Other factors behind the less impressive sales on Thursday include a lack of innovation by online retailers and a surge in the amount of counterfeit goods being sold on taobao.com, experts said.

"Branded retailers did not put as much effort into Thursday's sales promotions as they did on Singles' Day, as many of them have run out of inventory or have turned to offline sales channels ahead of the Christmas and New Year shopping seasons," Zhuang Shuai, an expert at China Electronic Commerce Association, told the Global Times on Thursday.

Also, "the reputation of retailers on taobao.com is less credible than for branded retailers on tmall.com, making consumers more cautious about purchasing," he said.

Nonetheless, some e-commerce websites have posted strong sales this week.

Suning.com launched a five-day sales promotion starting from Wednesday. Orders surged by 15 times year-on-year on Wednesday, mainly boosted by sales of air purifies, humidifiers and heaters, Li Bin, vice president of suning.com, announced on the company's Weibo account on Thursday.

Taobao.com also tried to promote its mobile services by giving away lottery tickets for mobile users on Thursday.
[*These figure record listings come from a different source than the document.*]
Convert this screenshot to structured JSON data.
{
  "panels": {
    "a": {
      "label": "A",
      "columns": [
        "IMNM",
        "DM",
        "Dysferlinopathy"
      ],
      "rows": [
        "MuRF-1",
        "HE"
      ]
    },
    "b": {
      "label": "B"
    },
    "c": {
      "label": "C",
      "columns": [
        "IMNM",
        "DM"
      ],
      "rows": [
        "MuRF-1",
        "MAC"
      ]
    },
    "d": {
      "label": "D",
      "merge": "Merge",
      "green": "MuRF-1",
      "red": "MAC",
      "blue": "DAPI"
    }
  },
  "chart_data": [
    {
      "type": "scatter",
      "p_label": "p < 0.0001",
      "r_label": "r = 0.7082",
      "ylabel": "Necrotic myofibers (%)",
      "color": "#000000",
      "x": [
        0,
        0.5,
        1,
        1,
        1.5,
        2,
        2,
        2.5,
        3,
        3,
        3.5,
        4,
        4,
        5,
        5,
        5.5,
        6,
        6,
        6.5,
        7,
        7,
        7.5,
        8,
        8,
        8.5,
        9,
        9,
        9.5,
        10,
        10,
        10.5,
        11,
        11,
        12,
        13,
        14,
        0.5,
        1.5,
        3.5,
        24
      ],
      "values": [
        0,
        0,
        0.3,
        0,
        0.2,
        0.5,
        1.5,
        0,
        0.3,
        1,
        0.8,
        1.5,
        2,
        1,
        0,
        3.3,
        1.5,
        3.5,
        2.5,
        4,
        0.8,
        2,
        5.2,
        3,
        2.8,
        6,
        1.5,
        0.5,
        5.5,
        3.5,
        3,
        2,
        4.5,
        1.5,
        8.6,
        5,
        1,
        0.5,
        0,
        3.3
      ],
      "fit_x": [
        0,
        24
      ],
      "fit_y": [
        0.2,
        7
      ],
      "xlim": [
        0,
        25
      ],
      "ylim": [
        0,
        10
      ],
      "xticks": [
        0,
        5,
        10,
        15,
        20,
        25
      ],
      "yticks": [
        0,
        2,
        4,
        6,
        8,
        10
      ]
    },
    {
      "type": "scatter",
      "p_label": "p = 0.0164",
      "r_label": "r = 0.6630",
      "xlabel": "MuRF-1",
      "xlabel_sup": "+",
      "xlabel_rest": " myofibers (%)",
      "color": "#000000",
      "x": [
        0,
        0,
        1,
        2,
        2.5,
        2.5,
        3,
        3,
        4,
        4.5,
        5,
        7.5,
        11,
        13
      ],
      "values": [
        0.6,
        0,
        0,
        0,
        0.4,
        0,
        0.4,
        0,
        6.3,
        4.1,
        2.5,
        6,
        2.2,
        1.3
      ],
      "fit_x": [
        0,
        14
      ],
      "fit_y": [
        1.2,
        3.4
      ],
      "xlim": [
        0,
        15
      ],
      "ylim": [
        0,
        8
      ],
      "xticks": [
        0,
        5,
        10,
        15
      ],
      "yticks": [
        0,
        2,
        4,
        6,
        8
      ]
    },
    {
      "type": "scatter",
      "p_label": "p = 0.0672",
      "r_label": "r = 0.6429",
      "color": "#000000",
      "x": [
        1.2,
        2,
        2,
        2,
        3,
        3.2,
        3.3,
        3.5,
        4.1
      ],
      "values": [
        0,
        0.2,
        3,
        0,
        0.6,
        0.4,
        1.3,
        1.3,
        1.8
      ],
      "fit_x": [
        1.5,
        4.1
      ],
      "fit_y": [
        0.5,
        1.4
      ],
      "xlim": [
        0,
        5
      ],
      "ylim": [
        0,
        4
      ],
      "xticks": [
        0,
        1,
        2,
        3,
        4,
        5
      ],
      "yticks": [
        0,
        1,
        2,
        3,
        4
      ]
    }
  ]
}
During the first minute past 12:00 am, about 200,000 mobile users got free lottery tickets.

"The popularity of Tencent Holdings' instant messaging app WeChat has made the industry realize the power of mobile Internet services," Cao said. "As consumers have turned to mobile devices, e-commerce retailers are all trying to grab market share."

Orders made through suning.com's mobile app on Wednesday were 7.3 times last year's level, according to Li.

Downloads of jd.com's mobile app reached 100 million in November, and will surpass 200 million next year, Liu Qiangdong, CEO of jd.com, told a forum held by China Central Television on Wednesday.